Consiglio comunale: maggioranza spaccata su D’Agostino e poco attenta alle questioni di bambini e ragazzi

Doveva essere la seduta della solidarietà unitaria a Zeno D’Agostino, una solidarietà da esprimere attraverso una mozione firmata da tutti i capigruppo, di maggioranza e di opposizione; invece sarà ricordata per il gran rifiuto di Forza Italia, che ha presentato un documento alternativo bocciato dall’Aula con 27 voti contrari, un vero record per una mozione di maggioranza. Maggioranza che ha evidentemente un problema, se non riesce ad accordarsi né sulle questioni decisive come il futuro del Porto, il cui altro nome è lo sviluppo economico di Trieste, e neanche su quelle meno importanti come la delibera sul PAC di Miramare, approvata con i soli voti della Lega (il partito dell’assessore competente), di Fratelli d’Italia e del consigliere Tuiach.

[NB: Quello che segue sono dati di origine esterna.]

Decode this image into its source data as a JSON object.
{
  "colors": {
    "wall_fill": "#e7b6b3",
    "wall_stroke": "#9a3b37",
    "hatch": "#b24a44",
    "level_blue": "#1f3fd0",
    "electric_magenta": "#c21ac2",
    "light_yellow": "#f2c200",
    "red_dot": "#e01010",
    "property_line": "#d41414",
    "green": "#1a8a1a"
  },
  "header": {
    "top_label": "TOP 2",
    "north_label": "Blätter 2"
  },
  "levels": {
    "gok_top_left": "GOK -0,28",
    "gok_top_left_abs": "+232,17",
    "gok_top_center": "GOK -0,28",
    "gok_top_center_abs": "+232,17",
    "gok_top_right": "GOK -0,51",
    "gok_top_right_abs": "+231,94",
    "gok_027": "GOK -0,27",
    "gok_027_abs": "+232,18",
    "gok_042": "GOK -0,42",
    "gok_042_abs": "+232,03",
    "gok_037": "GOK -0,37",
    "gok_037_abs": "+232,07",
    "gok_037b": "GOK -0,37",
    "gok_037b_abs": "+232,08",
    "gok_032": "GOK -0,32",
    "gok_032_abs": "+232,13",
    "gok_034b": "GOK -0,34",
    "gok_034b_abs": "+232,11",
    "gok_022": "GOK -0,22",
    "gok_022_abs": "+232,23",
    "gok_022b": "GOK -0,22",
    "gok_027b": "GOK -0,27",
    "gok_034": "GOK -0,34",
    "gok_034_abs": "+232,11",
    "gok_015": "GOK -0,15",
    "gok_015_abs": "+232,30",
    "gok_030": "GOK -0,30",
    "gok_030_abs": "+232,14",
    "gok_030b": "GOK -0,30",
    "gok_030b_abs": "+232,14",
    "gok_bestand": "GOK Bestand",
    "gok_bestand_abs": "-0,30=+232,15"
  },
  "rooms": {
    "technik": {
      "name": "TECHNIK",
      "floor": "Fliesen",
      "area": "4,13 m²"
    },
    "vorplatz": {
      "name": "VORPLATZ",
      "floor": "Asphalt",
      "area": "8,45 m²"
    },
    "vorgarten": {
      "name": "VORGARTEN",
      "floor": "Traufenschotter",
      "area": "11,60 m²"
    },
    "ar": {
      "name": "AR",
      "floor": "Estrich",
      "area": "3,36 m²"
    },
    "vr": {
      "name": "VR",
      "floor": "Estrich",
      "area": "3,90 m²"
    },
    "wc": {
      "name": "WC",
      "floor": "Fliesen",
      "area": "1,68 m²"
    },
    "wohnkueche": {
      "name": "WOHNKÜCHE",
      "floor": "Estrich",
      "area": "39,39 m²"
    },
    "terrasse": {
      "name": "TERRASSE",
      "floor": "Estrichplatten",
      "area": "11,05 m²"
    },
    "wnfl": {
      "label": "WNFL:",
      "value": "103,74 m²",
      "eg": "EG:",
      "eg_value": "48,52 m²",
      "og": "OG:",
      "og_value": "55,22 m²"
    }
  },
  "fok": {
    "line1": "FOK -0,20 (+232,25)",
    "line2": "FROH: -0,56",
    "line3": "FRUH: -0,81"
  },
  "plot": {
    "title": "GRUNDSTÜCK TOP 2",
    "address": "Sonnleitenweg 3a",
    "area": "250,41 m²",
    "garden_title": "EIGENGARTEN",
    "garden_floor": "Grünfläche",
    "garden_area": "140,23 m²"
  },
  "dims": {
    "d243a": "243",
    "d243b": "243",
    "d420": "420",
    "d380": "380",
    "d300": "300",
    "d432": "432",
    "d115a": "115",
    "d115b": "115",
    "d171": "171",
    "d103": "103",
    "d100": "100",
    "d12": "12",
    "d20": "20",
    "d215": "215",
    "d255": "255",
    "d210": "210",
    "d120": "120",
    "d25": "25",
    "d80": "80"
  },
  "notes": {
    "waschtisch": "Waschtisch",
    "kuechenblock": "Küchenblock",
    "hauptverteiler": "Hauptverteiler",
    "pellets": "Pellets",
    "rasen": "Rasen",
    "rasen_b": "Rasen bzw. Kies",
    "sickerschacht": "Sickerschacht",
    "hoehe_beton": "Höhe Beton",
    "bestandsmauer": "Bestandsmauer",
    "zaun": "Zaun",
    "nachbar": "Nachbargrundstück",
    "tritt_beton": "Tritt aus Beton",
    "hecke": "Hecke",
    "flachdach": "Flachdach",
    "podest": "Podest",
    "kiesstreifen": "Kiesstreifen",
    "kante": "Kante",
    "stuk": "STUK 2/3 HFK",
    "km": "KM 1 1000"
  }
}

L’unica cosa su cui riescono a convergere è quando si tratta di negare l’urgenza alle mozioni del centrosinistra: ieri hanno negato l’urgenza a ben 5 mozioni presentate dalle opposizioni, 3 delle quali da noi del Partito Democratico. Una riguardava l’aumento dei prezzi (Trieste è risultata la seconda città in Italia con un aumento del 5,3%); l’altra riguardava i teatri e la possibilità di realizzare spettacoli all’aperto alla presenza del pubblico, benché contingentato; la terza infine era relativa alla proposta di realizzare Ricrediffusi, in modo da aumentare il numero dei ragazzi e delle ragazze accolte (al momento infatti l’Amministrazione conta di riuscire ad accogliere poco più del 25% delle domande presentate, che quest’anno sono 3058, 760 in più rispetto al 2019). Unica nota positiva della serata l’approvazione, grazie ai voti anche di parte della maggioranza, di una mozione presentata dalla consigliera di Italia Viva Antonella Grim e sottoscritta anche da noi, che chiedeva di valutare la possibilità di utilizzare parchi e giardini coinvolgendo associazionismo e Terzo Settore sulla scorta di quanto si faceva con l’esperienza SPURG-Spazi urbani in gioco. Perché dopo tre mesi di lockdown e dopo aver garantito l’aperitivo e a breve le discoteche forse è il caso di pensare anche ai bambini e alle bambine.